To address this challenge, OBI Pharma leverages its proprietary GlycOBI DUO™ platform and HYPrOBI^® linker to develop a novel bispecific dual-payload antibody–drug conjugate (BsDpADC). This therapeutic agent simultaneously targets cMET and HER3 while delivering synergistic cytotoxic agents, effectively combating tumor resistance and heterogeneity. This breakthrough design not only addresses an unmet medical need but also represents a forward-looking strategy for next-generation ADC development.

It holds meaningful potential to overcome resistance to existing EGFR-targeted therapies, offering patients more targeted treatment options while delivering substantial clinical value.
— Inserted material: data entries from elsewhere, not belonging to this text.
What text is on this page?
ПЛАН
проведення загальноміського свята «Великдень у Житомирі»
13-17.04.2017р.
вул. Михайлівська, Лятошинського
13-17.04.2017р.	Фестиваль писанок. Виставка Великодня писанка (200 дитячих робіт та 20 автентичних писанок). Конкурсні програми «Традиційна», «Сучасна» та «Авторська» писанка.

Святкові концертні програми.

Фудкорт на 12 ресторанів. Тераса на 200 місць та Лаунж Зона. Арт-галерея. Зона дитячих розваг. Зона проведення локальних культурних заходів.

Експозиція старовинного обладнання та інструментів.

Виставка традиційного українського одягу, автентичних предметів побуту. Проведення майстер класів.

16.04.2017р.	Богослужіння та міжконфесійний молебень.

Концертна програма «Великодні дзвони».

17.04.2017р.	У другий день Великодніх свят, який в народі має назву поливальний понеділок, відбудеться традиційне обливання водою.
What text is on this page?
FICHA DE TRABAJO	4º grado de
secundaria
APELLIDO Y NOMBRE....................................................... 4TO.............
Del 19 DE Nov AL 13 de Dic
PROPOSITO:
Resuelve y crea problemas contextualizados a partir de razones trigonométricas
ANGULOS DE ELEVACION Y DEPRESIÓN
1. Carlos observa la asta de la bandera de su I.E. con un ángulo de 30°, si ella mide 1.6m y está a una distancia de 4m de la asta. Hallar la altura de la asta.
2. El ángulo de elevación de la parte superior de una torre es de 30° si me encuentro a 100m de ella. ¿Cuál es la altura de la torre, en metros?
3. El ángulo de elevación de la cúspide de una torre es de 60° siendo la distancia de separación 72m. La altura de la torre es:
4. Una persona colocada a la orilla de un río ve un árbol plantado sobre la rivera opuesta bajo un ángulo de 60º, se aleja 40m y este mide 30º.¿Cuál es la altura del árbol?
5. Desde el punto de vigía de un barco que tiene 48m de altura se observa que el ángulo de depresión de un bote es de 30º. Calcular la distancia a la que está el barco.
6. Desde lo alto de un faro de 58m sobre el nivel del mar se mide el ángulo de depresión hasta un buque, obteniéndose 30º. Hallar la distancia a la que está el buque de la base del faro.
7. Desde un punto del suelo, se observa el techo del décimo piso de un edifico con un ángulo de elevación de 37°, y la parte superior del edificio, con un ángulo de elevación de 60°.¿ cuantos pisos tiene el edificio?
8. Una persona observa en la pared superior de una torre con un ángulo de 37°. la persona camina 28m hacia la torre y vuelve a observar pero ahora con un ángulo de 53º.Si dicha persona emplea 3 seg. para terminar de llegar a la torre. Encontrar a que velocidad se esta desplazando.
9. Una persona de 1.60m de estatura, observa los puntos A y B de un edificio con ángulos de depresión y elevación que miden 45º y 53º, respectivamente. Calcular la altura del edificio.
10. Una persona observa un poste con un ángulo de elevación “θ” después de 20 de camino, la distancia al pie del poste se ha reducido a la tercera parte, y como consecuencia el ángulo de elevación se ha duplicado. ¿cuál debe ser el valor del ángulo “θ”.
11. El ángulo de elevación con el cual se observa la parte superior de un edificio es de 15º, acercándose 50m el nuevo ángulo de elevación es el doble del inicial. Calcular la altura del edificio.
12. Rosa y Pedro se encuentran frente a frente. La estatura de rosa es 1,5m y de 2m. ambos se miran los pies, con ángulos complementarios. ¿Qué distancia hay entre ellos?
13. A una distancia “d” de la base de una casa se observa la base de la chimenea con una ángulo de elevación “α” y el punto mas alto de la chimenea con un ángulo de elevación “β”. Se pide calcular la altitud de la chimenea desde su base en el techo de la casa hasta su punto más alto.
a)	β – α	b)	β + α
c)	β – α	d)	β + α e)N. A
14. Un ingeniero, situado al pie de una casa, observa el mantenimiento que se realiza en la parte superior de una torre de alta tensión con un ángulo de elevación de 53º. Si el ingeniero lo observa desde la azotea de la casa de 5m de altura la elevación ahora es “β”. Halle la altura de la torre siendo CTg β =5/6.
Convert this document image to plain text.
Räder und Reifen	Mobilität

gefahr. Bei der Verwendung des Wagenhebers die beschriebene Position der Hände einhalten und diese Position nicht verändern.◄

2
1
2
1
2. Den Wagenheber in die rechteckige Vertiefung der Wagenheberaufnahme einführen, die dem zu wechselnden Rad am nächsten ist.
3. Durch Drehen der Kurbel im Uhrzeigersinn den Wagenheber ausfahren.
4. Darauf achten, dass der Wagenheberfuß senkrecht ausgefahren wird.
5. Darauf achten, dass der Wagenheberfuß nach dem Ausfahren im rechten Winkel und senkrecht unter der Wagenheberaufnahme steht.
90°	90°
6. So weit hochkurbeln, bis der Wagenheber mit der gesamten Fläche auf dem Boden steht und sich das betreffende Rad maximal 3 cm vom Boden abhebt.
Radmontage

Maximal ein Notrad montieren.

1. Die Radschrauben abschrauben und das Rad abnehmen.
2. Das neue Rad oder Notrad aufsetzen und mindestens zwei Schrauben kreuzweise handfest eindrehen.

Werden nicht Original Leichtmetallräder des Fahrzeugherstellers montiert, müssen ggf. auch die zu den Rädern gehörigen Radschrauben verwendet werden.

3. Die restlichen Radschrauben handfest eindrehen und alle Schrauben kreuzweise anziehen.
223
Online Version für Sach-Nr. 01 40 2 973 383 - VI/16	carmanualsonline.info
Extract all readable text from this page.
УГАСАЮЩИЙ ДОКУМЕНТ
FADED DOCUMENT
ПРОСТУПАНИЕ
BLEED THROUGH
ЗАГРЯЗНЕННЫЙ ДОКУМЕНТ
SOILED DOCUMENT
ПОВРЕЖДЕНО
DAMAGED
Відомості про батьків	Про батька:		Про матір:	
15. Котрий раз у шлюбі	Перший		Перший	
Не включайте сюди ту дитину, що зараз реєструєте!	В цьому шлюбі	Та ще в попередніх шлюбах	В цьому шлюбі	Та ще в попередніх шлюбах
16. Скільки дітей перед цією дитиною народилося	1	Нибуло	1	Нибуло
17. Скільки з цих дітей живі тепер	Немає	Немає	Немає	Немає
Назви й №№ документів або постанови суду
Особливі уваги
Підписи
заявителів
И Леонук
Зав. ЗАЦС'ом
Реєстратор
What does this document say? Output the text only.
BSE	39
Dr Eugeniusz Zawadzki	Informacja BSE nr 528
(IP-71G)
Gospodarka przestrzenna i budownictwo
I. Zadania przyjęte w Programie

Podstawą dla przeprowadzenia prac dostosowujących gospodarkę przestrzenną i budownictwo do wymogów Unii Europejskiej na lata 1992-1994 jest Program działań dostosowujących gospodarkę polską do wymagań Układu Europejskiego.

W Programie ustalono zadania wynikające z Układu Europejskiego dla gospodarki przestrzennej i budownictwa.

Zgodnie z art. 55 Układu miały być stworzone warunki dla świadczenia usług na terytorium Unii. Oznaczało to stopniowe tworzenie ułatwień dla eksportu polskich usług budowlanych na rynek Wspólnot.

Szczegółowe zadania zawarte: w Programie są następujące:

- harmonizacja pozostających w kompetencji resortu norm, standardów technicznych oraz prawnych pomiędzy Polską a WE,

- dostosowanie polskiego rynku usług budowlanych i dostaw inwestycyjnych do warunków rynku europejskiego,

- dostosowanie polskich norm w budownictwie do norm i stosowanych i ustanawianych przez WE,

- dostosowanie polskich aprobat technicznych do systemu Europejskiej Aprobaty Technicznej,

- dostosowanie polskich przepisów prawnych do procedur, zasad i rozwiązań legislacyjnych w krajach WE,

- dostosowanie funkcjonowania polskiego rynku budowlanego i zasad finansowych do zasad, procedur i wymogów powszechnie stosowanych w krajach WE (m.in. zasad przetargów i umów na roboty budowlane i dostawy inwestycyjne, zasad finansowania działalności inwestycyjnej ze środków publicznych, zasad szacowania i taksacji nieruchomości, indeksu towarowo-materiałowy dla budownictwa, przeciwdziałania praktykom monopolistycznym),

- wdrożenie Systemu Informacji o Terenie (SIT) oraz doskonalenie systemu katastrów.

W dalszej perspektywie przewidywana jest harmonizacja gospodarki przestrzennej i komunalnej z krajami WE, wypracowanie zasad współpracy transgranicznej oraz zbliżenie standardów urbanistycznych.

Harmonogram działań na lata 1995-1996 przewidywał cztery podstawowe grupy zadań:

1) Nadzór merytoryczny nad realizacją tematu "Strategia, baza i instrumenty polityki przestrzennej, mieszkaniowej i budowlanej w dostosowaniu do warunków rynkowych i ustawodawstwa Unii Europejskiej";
OBI-3424 is a first-in-class chemotherapeutic prodrug designed to selectively target cancer cells that overexpress the enzyme aldo-keto reductase family 1 member C3 (AKR1C3), thereby sparing healthy, normal cells. Preclinical studies demonstrated that OBI-3424 exhibits significant anti-tumor activity in a range of xenograft mouse models, including those for gastric, lung, liver, and pancreatic cancers. OBI-3424 has been granted Orphan Drug Designation (ODD) for the treatment of both hepatocellular carcinoma (HCC) and acute lymphoblastic leukemia (ALL). OBI-3424 demonstrated good tolerability in the Phase I trial conducted by OBI. The following clinical trials are currently underway in collaboration with Ascentawits* and SWOG, respectively.  Ascentawits had finished the enrollment of a phase II trial in HCC (CTR20191399), and a phase I study (CTR20201915) in ALL is ongoing. SWOG Cancer Research Network is conducting a Phase II clinical trial in T-ALL (NCT04315324).

*OBI acquired the worldwide rights (except for the rights in Taiwan, Japan, South Korea, Singapore, Malaysia, Thailand, Turkey, India, which are owned by Ascentawits as AST-3424; And the rights in China, Hong Kong, Macao, which are owned by Zhejiang Hisun Pharmaceutical Co. Ltd.) of OBI-3424 from Threshold Pharmaceuticals, Inc.